Zielgruppen sind vornehmlich kleine und mittelständische Fleischverarbeitungsunternehmen sowie Handwerksbetriebe. Der Zielmarkt ist das umsatzstärkste Segment der Ernährungsindustrie: die Fleischwirtschaft. Rohschinkenprodukte sind dabei dem Premiumsegment Branche zuzuordnen. Da deren Produktion hohe Anforderungen an den Rohstoff stellt sowie arbeitsaufwendig, zeit- und kostenintensiv ist, ist die Anzahl der Produzenten – insbesondere in der Landschaft der kleinen und mittelständischen Unternehmen – überschaubar. Die Erweiterung des Produktportfolios um Rohschinkenprodukte aus eigener Herstellung bietet daher grundsätzlich die Möglichkeit, sich von der Konkurrenz abzuheben und durch den relativ hohen Verkaufserlös den Umsatz und Gewinn auszubauen. Vor diesem Hintergrund wird deutlich, dass mit der erreichten Entwicklung (ein beschleunigtes Reifungsverfahren zur Rohschinkenerzeugung) und aufgrund der hohen Nachfragewahrscheinlichkeit eine optimale Transfersituation vorliegt.

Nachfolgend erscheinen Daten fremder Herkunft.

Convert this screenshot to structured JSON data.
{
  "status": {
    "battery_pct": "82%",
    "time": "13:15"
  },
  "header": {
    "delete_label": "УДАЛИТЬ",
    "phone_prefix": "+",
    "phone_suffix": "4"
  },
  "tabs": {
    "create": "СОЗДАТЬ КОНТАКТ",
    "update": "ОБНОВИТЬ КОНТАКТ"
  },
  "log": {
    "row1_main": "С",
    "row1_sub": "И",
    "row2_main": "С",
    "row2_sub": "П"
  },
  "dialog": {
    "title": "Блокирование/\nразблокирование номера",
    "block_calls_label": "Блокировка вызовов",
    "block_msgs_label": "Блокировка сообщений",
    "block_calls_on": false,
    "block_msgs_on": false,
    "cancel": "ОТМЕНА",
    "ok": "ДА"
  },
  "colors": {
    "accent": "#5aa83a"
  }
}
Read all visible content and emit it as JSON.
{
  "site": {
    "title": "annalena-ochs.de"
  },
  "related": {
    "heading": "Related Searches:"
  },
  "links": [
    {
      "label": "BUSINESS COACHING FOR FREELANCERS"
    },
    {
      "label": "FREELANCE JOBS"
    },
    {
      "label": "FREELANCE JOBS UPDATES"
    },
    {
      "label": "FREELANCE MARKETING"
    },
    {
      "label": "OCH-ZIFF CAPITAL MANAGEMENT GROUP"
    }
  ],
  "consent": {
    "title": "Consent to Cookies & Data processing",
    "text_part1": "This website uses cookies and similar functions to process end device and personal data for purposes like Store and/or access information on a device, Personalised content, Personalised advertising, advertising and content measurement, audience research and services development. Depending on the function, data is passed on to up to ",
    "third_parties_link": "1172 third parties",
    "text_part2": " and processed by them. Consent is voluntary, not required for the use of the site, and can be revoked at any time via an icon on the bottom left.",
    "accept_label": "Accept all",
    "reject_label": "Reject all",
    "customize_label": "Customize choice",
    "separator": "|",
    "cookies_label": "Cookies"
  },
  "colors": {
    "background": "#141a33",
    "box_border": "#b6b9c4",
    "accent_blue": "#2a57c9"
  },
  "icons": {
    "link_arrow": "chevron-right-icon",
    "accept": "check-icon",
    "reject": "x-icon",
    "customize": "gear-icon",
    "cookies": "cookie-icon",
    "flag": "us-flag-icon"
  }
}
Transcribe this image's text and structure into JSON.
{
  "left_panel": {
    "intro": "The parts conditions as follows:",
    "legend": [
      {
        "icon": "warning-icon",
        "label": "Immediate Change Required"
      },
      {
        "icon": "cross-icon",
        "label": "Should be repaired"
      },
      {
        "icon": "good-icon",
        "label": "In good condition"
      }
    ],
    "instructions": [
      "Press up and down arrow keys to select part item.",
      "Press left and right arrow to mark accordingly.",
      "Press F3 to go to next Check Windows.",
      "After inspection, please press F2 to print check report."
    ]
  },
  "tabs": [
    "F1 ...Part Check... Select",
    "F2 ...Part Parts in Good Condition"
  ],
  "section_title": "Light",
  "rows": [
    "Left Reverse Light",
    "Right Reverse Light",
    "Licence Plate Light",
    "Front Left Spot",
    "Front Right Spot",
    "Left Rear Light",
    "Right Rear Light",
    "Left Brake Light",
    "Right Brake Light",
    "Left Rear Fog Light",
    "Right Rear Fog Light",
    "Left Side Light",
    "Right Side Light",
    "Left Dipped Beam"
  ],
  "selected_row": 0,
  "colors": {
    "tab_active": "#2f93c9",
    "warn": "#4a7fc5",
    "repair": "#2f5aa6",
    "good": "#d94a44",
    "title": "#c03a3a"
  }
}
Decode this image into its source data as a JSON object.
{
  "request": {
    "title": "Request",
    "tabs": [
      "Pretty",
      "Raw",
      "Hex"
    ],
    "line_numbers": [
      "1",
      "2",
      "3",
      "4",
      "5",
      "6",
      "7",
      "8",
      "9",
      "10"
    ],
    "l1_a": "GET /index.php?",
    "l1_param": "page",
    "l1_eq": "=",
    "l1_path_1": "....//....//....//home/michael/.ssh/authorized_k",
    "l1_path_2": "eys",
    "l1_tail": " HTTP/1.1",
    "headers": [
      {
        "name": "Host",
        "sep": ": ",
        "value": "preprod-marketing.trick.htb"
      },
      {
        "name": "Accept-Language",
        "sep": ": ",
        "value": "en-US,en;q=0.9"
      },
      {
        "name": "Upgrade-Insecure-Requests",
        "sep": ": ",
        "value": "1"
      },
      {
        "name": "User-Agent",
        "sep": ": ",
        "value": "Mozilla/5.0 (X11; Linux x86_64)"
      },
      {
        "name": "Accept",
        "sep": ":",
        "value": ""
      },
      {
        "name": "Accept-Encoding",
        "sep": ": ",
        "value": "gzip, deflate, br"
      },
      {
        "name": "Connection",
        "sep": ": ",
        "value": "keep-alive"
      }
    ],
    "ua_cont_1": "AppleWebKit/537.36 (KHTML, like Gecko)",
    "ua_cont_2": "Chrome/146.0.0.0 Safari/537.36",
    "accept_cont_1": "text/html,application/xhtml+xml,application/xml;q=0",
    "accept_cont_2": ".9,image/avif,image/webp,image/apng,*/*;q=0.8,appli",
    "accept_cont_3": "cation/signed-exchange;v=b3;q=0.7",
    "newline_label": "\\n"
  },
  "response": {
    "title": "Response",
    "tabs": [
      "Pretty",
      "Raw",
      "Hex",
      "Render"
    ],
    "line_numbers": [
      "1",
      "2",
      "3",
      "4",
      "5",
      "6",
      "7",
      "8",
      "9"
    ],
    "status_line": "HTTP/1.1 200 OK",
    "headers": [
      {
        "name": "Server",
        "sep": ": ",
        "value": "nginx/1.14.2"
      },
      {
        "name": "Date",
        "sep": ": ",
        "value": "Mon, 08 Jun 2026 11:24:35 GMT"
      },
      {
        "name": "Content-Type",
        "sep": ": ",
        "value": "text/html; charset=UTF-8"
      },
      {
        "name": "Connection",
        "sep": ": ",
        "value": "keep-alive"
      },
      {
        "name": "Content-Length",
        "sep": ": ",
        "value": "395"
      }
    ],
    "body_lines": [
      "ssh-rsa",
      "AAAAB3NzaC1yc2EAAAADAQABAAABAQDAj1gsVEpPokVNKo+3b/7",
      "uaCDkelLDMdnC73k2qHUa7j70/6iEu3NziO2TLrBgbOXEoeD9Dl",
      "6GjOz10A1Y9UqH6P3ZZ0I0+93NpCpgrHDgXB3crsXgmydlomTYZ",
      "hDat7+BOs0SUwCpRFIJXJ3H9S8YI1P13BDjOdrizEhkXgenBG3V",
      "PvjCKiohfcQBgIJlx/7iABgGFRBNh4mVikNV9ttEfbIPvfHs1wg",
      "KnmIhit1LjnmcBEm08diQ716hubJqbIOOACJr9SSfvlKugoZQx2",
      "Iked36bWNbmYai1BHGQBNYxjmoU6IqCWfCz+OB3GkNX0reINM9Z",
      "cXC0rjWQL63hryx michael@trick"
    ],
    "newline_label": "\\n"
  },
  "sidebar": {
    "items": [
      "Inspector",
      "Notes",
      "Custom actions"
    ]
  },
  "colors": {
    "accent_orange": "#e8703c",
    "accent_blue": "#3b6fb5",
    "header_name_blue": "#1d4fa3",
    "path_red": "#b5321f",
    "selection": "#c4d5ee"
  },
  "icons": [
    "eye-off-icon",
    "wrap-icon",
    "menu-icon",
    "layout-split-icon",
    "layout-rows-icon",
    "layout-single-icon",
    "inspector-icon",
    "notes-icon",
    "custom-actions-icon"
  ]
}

Dasselbe gilt ebenfalls für die Vermarktungssituation, da solche Produkte in Eigenproduktion eine Besonderheit in der Angebotspalette einer kleinen und mittelständischen Fleischerei darstellen. Mit der Möglichkeit, auch eine betriebsspezifische Identifikation mit dem neuen Produkt herbeizuführen und regional-synergistische Effekte zu erzeugen, indem beispielsweise Kooperationen mit weiteren Rohstofflieferanten in der Region forciert werden, bieten sich weitere äußerst attraktive und werbewirksame Vermarktungspotentiale. Der Vorteil dabei ist, dass der Absatz an Rohschinkenprodukten nach wie vor konstant ist und die Bereitschaft bei einem nicht unerheblichen Teil der Verbraucher vorhanden ist, hohe Preise für hochwertige Produkte zu zahlen. Für einen mittelständischen Fleischereibetrieb birgt das Herstellungsverfahren das Potential, in das bestehende Marktsegment einzutreten und mit hochwertigen Produkten Marktanteile zu generieren. Mit einem für 2023 angestrebten deutschlandweiten Marktanteil von 0,005 % der hergestellten Schinken ergibt sich mit dem entwickelten Verfahren eine Produktionsmenge von 19.840 kg. Das entspricht einem Verkaufswert von ca. 560.000 €. Langfristig sollen 0,1 % der verkauften Schinken in Deutschland nach den entwickelten Verfahren hergestellt werden. Die sich ergebenden 400.000 kg entsprächen einem Wert von ca. 12 Mio. €. Es wird dabei davon ausgegangen, dass die Produkte von mehreren Produzenten vermarktet werden.